Configure the VLM/LLM#
VSS Blueprint supports other VLM/LLMs through remote endpoints. As long as the VLM/LLM API is OpenAI compatible, you can point the VSS Blueprint to use it for report generation, video understanding, long video summarization, and more.
Note
The VLM API needs to support video url input.
Before you start, make sure you followed the prerequisites section.
Using NIM Containers#
You can deploy the VLM/LLM using a downloadable NIM container from build.nvidia.com.
VLM Example: Cosmos Reason1 7B#
Check GPU requirements
Get a NGC API key and login to NGC registry: https://build.nvidia.com/nvidia/cosmos-reason1-7b/deploy
docker login nvcr.io Username: $oauthtoken Password: <PASTE_API_KEY_HERE>
Deploy VLM on your own infrastructure:
Note
The VLM needs to be deployed within the same local network as the VSS Blueprint.
export NGC_API_KEY=<PASTE_API_KEY_HERE> export LOCAL_NIM_CACHE=~/.cache/nim mkdir -p "$LOCAL_NIM_CACHE" docker run -it --rm \ --gpus 'device=0' \ --ipc host \ --shm-size=32GB \ -e NGC_API_KEY \ -v "$LOCAL_NIM_CACHE:/opt/nim/.cache" \ -u $(id -u) \ -p 8000:8000 \ nvcr.io/nim/nvidia/cosmos-reason1-7b:latest
LLM Example: Nvidia Nemotron Super 49B#
Check GPU requirements
Get a NGC API key and login to NGC registry: https://build.nvidia.com/nvidia/llama-3_3-nemotron-super-49b-v1_5
Note
You can skip this step if you already logged in when deploying the VLM.
docker login nvcr.io Username: $oauthtoken Password: <PASTE_API_KEY_HERE>
Deploy LLM on your own infrastructure:
Note
In case you want to start the LLM and VLM from the same machine, make sure to assign different GPUs using –gpus ‘device=1’ flag. You may assign multiple GPUs using –gpus ‘device=1,2,3’ etc.
export NGC_API_KEY=<PASTE_API_KEY_HERE> export LOCAL_NIM_CACHE=~/.cache/nim mkdir -p "$LOCAL_NIM_CACHE" docker run -it --rm \ --gpus 'device=1' \ --shm-size=16GB \ -e NGC_API_KEY \ -v "$LOCAL_NIM_CACHE:/opt/nim/.cache" \ -u $(id -u) \ -p 8010:8000 \ nvcr.io/nim/nvidia/llama-3.3-nemotron-super-49b-v1.5:latest
Start VSS Blueprint with NIM Endpoints#
deployments/dev-profile.sh up -p base --llm-mode remote --vlm-mode remote \
--llm-base-url http://<remote-host>:8010 \
--vlm-base-url http://<remote-host>:8000
Using vLLM Container#
You can deploy an opensource VLM/LLM from Hugging Face or any other source using the NVIDIA vLLM container. Check the NVIDIA vLLM container documentation for an introduction to vLLM and the vLLM container.

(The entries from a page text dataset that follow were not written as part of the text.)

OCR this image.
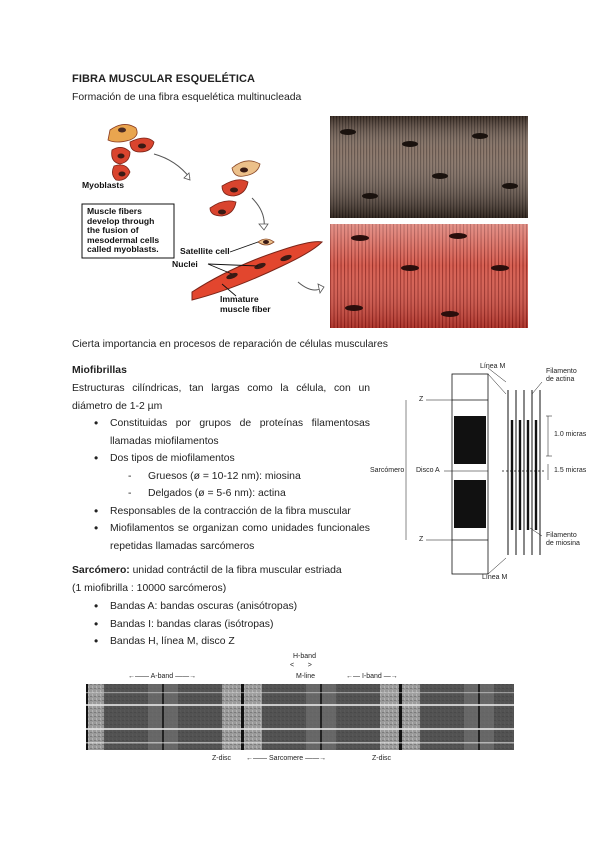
FIBRA MUSCULAR ESQUELÉTICA
Formación de una fibra esquelética multinucleada
Myoblasts
Muscle fibers
develop through
the fusion of
mesodermal cells
called myoblasts. Satellite cell
Nuclei
Immature
muscle fiber
Cierta importancia en procesos de reparación de células musculares
Miofibrillas
Estructuras cilíndricas, tan largas como la célula, con un diámetro de 1-2 µm
• Constituidas por grupos de proteínas filamentosas llamadas miofilamentos
• Dos tipos de miofilamentos
- Gruesos (ø = 10-12 nm): miosina
- Delgados (ø = 5-6 nm): actina
• Responsables de la contracción de la fibra muscular
• Miofilamentos se organizan como unidades funcionales repetidas llamadas sarcómeros
Línea M
Filamento
de actina
Z
1.0 micras
Sarcómero Disco A	1.5 micras
Filamento
de miosina
Z
Línea M
Sarcómero: unidad contráctil de la fibra muscular estriada
(1 miofibrilla : 10000 sarcómeros)
• Bandas A: bandas oscuras (anisótropas)
• Bandas I: bandas claras (isótropas)
• Bandas H, línea M, disco Z
H-band
<       >
←—— A-band ——→	M-line	←— I-band —→
Z-disc ←—— Sarcomere ——→	Z-disc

See the vLLM documentation for a list of supported VLMs and LLMs.
VLM Example: Qwen3-VL-8B-Instruct#
docker run --gpus 'device=0' -it --rm -p 8000:8000 nvcr.io/nvidia/vllm:26.01-py3
python3 -m vllm.entrypoints.openai.api_server --model Qwen/Qwen3-VL-8B-Instruct --trust-remote-code --tensor-parallel-size 1 --gpu-memory-utilization 0.85 --port 8000 --max-model-len 65536
LLM Example: GPT-OSS-20B#
Note
In case you want to start the LLM and VLM from the same machine, make sure to assign different GPUs using –gpus ‘device=1’ flag. You may assign multiple GPUs using –gpus ‘device=1,2,3’ etc.
docker run --gpus 'device=1' -it --rm -p 8010:8000 nvcr.io/nvidia/vllm:26.01-py3
python3 -m vllm.entrypoints.openai.api_server --model OpenAI/gpt-oss-20b --trust-remote-code --tensor-parallel-size 1 --gpu-memory-utilization 0.85 --port 8000
Start VSS Blueprint with vLLM Endpoints#
deployments/dev-profile.sh up -p base --llm-mode remote --vlm-mode remote \
--llm-base-url http://<remote-host>:8010 \
--vlm-base-url http://<remote-host>:8000
Known Issues#
Alert verification workflow is optimized with Cosmos Reason2 8B model and might not work with other models.